FACT: 20% of pregnancies will end in a miscarriage, and depending on many other factors (age, health, lifestyle habits) that number can either go up or down. It’s really not that uncommon to know someone, or have a friend know someone that has experienced one. It’s a comfort to know that the odds are in your favor, that when you conceive that all will turn out well and in about 40ish weeks you will have a beautiful bundle of joy to take home and love. Unfortunately, I become part of the 20% earlier this year when I lost my first pregnancy at 10 weeks. What’s even more mind boggling is that I had a missed miscarriage which all women have a 1-2% of ever having.
After 8 long years of trying to conceive, my husband and I found out we were finally pregnant. I’ll never forget that night. I was a few days late on my period but hey, sometimes that happens and I thought we missed our window to conceive since my husband was out of town during our fertile time…at least that’s what I thought. As I causally undressed to take a nice hot bath, I decided to take a pregnancy test, just to be sure, but I was 100% convinced it would be negative. I took the test, placed it on the side of the tub, got into my bath and looked back over to the test…..a big, fat, PREGNANT appeared in the window.

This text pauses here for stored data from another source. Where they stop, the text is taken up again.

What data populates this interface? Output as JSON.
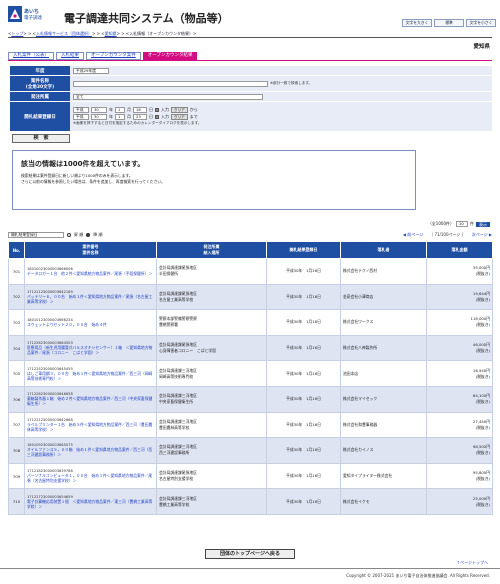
{
  "header": {
    "logo_line1": "あいち",
    "logo_line2": "電子調達",
    "system_title": "電子調達共同システム（物品等）",
    "font_large": "文字を大きく",
    "font_standard": "標準",
    "font_small": "文字を小さく"
  },
  "breadcrumb": {
    "items": [
      "トップ",
      "入札情報サービス（団体選択）",
      "愛知県",
      "入札情報（オープンカウンタ結果）"
    ]
  },
  "region": "愛知県",
  "tabs": [
    "入札案件（公表）",
    "入札結果",
    "オープンカウンタ案件",
    "オープンカウンタ結果"
  ],
  "form": {
    "year_label": "年度",
    "year_value": "平成29年度",
    "name_label": "案件名称",
    "name_sub": "(全角30文字)",
    "name_note": "※部分一致で検索します。",
    "org_label": "発注所属",
    "org_value": "全て",
    "date_label": "開札結果登録日",
    "era1": "平成",
    "y1": "30",
    "m1": "1",
    "d1": "16",
    "era2": "平成",
    "y2": "30",
    "m2": "1",
    "d2": "23",
    "year_unit": "年",
    "month_unit": "月",
    "day_unit": "日",
    "from_label": "から",
    "to_label": "まで",
    "calendar_label": "入力",
    "clear_label": "クリア",
    "calendar_note": "※画像を押下すると日付を指定するためのカレンダーダイアログを表示します。",
    "search_label": "検　索"
  },
  "message": {
    "title": "該当の情報は1000件を超えています。",
    "line1": "検索結果は案件登録日に新しい順より1000件のみを表示します。",
    "line2": "さらに以前の情報を参照したい場合は、条件を追加し、再度検索を行ってください。"
  },
  "pager": {
    "total": "（全1000件）",
    "per_page": "10",
    "per_unit": "件",
    "go": "表示",
    "prev": "前ページ",
    "page_info": "（ 71/100ページ ）",
    "next": "次ページ"
  },
  "sort": {
    "field": "開札結果登録日",
    "asc": "昇 順",
    "desc": "降 順"
  },
  "table": {
    "headers": [
      "No.",
      "案件番号\n案件名称",
      "発注所属\n納入場所",
      "開札結果登録日",
      "落札者",
      "落札金額"
    ],
    "rows": [
      {
        "no": "701",
        "code": "18010023000003666006",
        "name": "データロガー１台　他２件＜愛知県統方物品案件／尾張（手段保健所）＞",
        "org": "会計局調達課尾張地区",
        "place": "半田保健所",
        "date": "平成30年　1月16日",
        "winner": "株式会社テクノ西村",
        "amount": "35,000円",
        "amount_note": "(税抜き)"
      },
      {
        "no": "702",
        "code": "17122123000003642169",
        "name": "バッテリー６，００台　始め１件＜愛知県地方物品案件／尾張（名古屋工業高等学校）＞",
        "org": "会計局調達課尾張地区",
        "place": "名古屋工業高等学校",
        "date": "平成30年　1月16日",
        "winner": "金豪会社小澤商店",
        "amount": "19,644円",
        "amount_note": "(税抜き)"
      },
      {
        "no": "703",
        "code": "18010123000003666234",
        "name": "スウェットよりセット２０，００台　始め４件",
        "org": "警察本部警備警察警察",
        "place": "豊橋警察署",
        "date": "平成30年　1月16日",
        "winner": "株式会社ワークス",
        "amount": "116,000円",
        "amount_note": "(税抜き)"
      },
      {
        "no": "704",
        "code": "17122623000003664503",
        "name": "医療用品（新生児用腸管式バルスオキシセンサー）１箱　＜愛知県地方物品案件／尾張（コロニー　こばと学園）＞",
        "org": "会計局調達課尾張地区",
        "place": "心身障害者コロニー　こばと学園",
        "date": "平成30年　1月16日",
        "winner": "株式会社八神製作所",
        "amount": "46,000円",
        "amount_note": "(税抜き)"
      },
      {
        "no": "705",
        "code": "17122523000003645455",
        "name": "はしご車用鋼３，００台　始め１件＜愛知県地方物品案件／西三河（岡崎高等技術専門校）＞",
        "org": "会計局調達課三河地区",
        "place": "岡崎高等技術専門校",
        "date": "平成30年　1月16日",
        "winner": "池田本店",
        "amount": "16,940円",
        "amount_note": "(税抜き)"
      },
      {
        "no": "706",
        "code": "17122623000003646658",
        "name": "薬箱製作器１箱　始め２件＜愛知県地方物品案件／西三河（中央家畜保健衛生所）＞",
        "org": "会計局調達課三河地区",
        "place": "中央家畜保健衛生所",
        "date": "平成30年　1月16日",
        "winner": "株式会社マイセック",
        "amount": "84,100円",
        "amount_note": "(税抜き)"
      },
      {
        "no": "707",
        "code": "17122123000003642668",
        "name": "ラベルプリンター１台　始め５件＜愛知県地方物品案件／西三河（豊田農林高等学校）＞",
        "org": "会計局調達課三河地区",
        "place": "豊田農林高等学校",
        "date": "平成30年　1月16日",
        "winner": "株式会社和豊事務器",
        "amount": "27,450円",
        "amount_note": "(税抜き)"
      },
      {
        "no": "708",
        "code": "18010923000003665075",
        "name": "オイルファンス５，００箱　始め１件＜愛知県地方物品案件／西三河（西三河建設事務所）＞",
        "org": "会計局調達課三河地区",
        "place": "西三河建設事務所",
        "date": "平成30年　1月16日",
        "winner": "株式会社カイノス",
        "amount": "98,500円",
        "amount_note": "(税抜き)"
      },
      {
        "no": "709",
        "code": "17121823000003639786",
        "name": "パーソナルコンピュータ１，００台　始め１件＜愛知県地方物品案件／尾張（名古屋特別支援学校）＞",
        "org": "会計局調達課尾張地区",
        "place": "名古屋特別支援学校",
        "date": "平成30年　1月16日",
        "winner": "愛知タイプライター株式会社",
        "amount": "95,800円",
        "amount_note": "(税抜き)"
      },
      {
        "no": "710",
        "code": "17122723000003654659",
        "name": "電子計算機応用装置１個　＜愛知県地方物品案件／東三河（豊橋工業高等学校）＞",
        "org": "会計局調達課三河地区",
        "place": "豊橋工業高等学校",
        "date": "平成30年　1月16日",
        "winner": "株式会社イクモ",
        "amount": "25,000円",
        "amount_note": "(税抜き)"
      }
    ]
  },
  "footer": {
    "top_button": "団体のトップページへ戻る",
    "page_top": "↑ページトップへ",
    "copyright": "Copyright © 2007-2021 あいち電子自治体推進協議会. All Rights Reserved."
  },
  "colors": {
    "brand_blue": "#1f4fa2",
    "accent_pink": "#d40c82"
  }
}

For a moment, I didn’t believe it. This thing must be faulty but I ran out of the tub, naked to my husband who was just causally doing a cross word puzzle and showed him the test. We were both just stunned and I was overly excited. We ran out that moment (after I put some clothing on of course) and drove to Walmart to get more test which of course were all positive. I looked at my husband and ask, “Are you excited?” he looks into my eyes and says, “Yes of course but I’m also scared, what if you have a miscarriage?” I was thrown back a bit, this was actually something that didn’t cross my mind at all. My mother and sister never had one so naturally I was feeling sure of myself. Sure that this was God’s plan, sure that this was meant to be. Everything was telling me all was going to be well and we were going to have our baby finally. After a moments pauses, I looked back at him and said, “ Well if that’s going to happen then there is nothing we can do about it and we shouldn’t worry. We must look at the bright side, at least I got pregnant, we were able to create life, there is a life growing inside of me right now and that’s all that matter at this moment.”
My husband’s fear was realized when we had 2 consecutive ultrasounds that showed our precious little one had no heartbeat and wasn’t growing. The life inside me stopped grown at 6 weeks.
I want you to know, I don’t mind talking about this. I’ve had many conversation about my pregnancy and what happen to us without a moment of regret or sorrow. I can see that look in your eyes that says, “I’m sorry this happen to you” even if you never say it out loud. I appreciate your empathy but please, don’t pity me or feel sorry for me. Be happy for me that I was able to have this experience, many women can’t. Smile for me because I now have a little angel baby in heaven looking down on me that loves me and that I love back so, so much. I don’t have someone calling me mommy, and maybe I never will, but I’m a mother…I’m forever eternally grateful for that.
I don’t know what the future holds for me, for us, but one thing is for sure. God has a plan fo me, for all of us. We need to trust he knows what’s best for us and what’s meant will be. No matter what tragedy and misfortune is holding you right now, I pray that one day you will see the rainbow coming through the rain.